Another explanation for the finding of lower breast cancer risk accompanied by increased ovarian cancer risk in BRCA1 carriers could be the presence of a particular mutation spectrum in the study set, for example, if there was an unusually high proportion of mutations associated with early-onset ovarian cancer; however, this is not the case, as it was shown in our previous analysis of a similar data set,30 and it is also apparent by inspection of Figure 1. However, this issue should be investigated in greater details, as there may be substantial allelic heterogeneity in cancer risks in both BRCA1 and BRCA2.16, 17, 33 This issue has received little attention until recently, as it requires collecting large samples of families sharing the same mutations. We are investigating this issue in our data. It is possible that at least some of the mutations identified in families at relatively low cancer risk contribute to lower the average penetrance in comparison with the previous estimates, which were necessarily based on highly selected families, that is, those possibly harboring mutations with a relatively stronger phenotypic effect.
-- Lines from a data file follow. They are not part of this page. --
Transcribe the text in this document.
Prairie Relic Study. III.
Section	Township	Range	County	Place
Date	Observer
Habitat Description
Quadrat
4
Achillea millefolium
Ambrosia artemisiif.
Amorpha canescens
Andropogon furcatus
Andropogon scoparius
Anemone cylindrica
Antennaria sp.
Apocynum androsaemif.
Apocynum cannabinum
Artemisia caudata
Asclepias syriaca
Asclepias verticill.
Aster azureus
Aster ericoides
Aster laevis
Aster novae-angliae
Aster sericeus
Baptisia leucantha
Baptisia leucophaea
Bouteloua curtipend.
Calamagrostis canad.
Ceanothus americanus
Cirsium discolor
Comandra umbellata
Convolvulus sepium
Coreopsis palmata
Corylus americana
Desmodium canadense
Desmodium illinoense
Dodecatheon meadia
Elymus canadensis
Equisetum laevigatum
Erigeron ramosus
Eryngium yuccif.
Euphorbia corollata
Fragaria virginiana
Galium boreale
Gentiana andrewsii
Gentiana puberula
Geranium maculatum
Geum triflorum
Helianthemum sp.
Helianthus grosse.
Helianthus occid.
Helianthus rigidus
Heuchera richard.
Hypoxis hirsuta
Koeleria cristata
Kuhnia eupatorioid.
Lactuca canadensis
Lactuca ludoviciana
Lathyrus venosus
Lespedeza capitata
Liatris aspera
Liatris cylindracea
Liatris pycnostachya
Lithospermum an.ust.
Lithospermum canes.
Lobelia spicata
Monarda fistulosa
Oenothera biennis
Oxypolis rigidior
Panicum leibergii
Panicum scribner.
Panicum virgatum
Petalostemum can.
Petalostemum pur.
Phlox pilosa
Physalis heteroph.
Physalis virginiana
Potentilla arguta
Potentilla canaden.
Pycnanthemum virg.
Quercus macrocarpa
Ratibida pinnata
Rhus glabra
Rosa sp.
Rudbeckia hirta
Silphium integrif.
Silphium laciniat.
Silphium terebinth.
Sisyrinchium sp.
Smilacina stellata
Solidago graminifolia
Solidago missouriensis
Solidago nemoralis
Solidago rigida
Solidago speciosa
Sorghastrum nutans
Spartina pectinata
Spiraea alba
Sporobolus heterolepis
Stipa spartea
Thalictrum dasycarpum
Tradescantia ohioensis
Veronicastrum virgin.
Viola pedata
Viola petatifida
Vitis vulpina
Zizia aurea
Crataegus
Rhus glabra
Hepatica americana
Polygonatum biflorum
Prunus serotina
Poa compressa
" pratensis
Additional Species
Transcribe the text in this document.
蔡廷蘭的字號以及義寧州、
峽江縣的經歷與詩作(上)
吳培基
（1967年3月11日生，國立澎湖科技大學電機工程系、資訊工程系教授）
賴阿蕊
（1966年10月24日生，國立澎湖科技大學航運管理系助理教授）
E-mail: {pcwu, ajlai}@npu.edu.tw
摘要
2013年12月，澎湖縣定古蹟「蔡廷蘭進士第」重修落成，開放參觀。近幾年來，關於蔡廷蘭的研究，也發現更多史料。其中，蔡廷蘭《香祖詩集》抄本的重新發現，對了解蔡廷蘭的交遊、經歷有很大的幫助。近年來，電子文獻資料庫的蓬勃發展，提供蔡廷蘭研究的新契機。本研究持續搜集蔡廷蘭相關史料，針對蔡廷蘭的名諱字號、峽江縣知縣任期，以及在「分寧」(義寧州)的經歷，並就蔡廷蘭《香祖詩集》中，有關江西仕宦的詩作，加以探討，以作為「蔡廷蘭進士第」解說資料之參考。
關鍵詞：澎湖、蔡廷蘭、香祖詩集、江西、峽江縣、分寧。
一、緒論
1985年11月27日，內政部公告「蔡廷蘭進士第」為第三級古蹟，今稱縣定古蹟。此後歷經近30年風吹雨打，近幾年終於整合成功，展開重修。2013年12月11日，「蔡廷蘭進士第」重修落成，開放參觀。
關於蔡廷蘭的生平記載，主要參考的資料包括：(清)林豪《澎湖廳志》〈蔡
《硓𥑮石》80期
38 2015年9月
A disadvantage of the approach used here is that it is not possible to estimate simultaneously both the mutated allele frequencies and the penetrances in the same data set. Even in previous studies, either the prevalence of gene carriers assuming known penetrances were estimated,4, 17 or the penetrances assuming known prevalence were estimated.2, 13 We have chosen an initial value of 0.003 for the cumulative frequency of the mutated alleles based on an early segregation analysis study,28 in which all the parameters of the genetic model (gene frequency and penetrances) can be independently estimated; this requires, however, that the ascertainment method is clearly defined. We have tried to address the robustness of our penetrance estimates by repeating the entire analysis with different values of the cumulative allele frequency. Values lower than 0.003 caused a decrease in the total log likelihood, whereas higher values caused a small increase in the log likelihood, accompanied by a further decline of the penetrances. Therefore, the genetic model with p=0.003 may represent a combination of values (allele frequencies and penetrances) that gives a good representation of reality, though for an ultimate answer we probably must wait until technology will allow estimating the allele frequencies by direct allele count in large random samples of the general population.

A key element of the genetic counseling consultation is the identification of probands whose risk is higher than a certain threshold, such as to justify the genetic test. The ASCO has recently suggested that BRCA gene mutation screening should be limited to individuals whose probability for carrying a mutation is at least 10%.25, 34 Applying this criterion to our new model, we find 338 probands with carrier probability >10% (59.5% of all families), among which 119 mutations in either gene were identified, or a mutation detection rate of 35.2%. On the other hand, 14 mutations (seven in each gene) have been identified in the 230 probands (40.5%) with probability <10%, or a mutation detection rate of 6.1%. Considering the default penetrance files distributed with BRCAPRO, 263 families (46.3% of total sample) had carrier probability >10%, in which 101 mutations were detected (whereas 32 mutations were found in the low-risk group). Therefore, the 10% probability threshold requires testing 75 more families in the new model (an increase of 13.2%), but the proportion of mutations identified in the low risk group is lowered from 24.1 to 10.5%. Thus, not only the old model classified a higher number of families at low risk, but also the proportion of mutations identified among them was higher.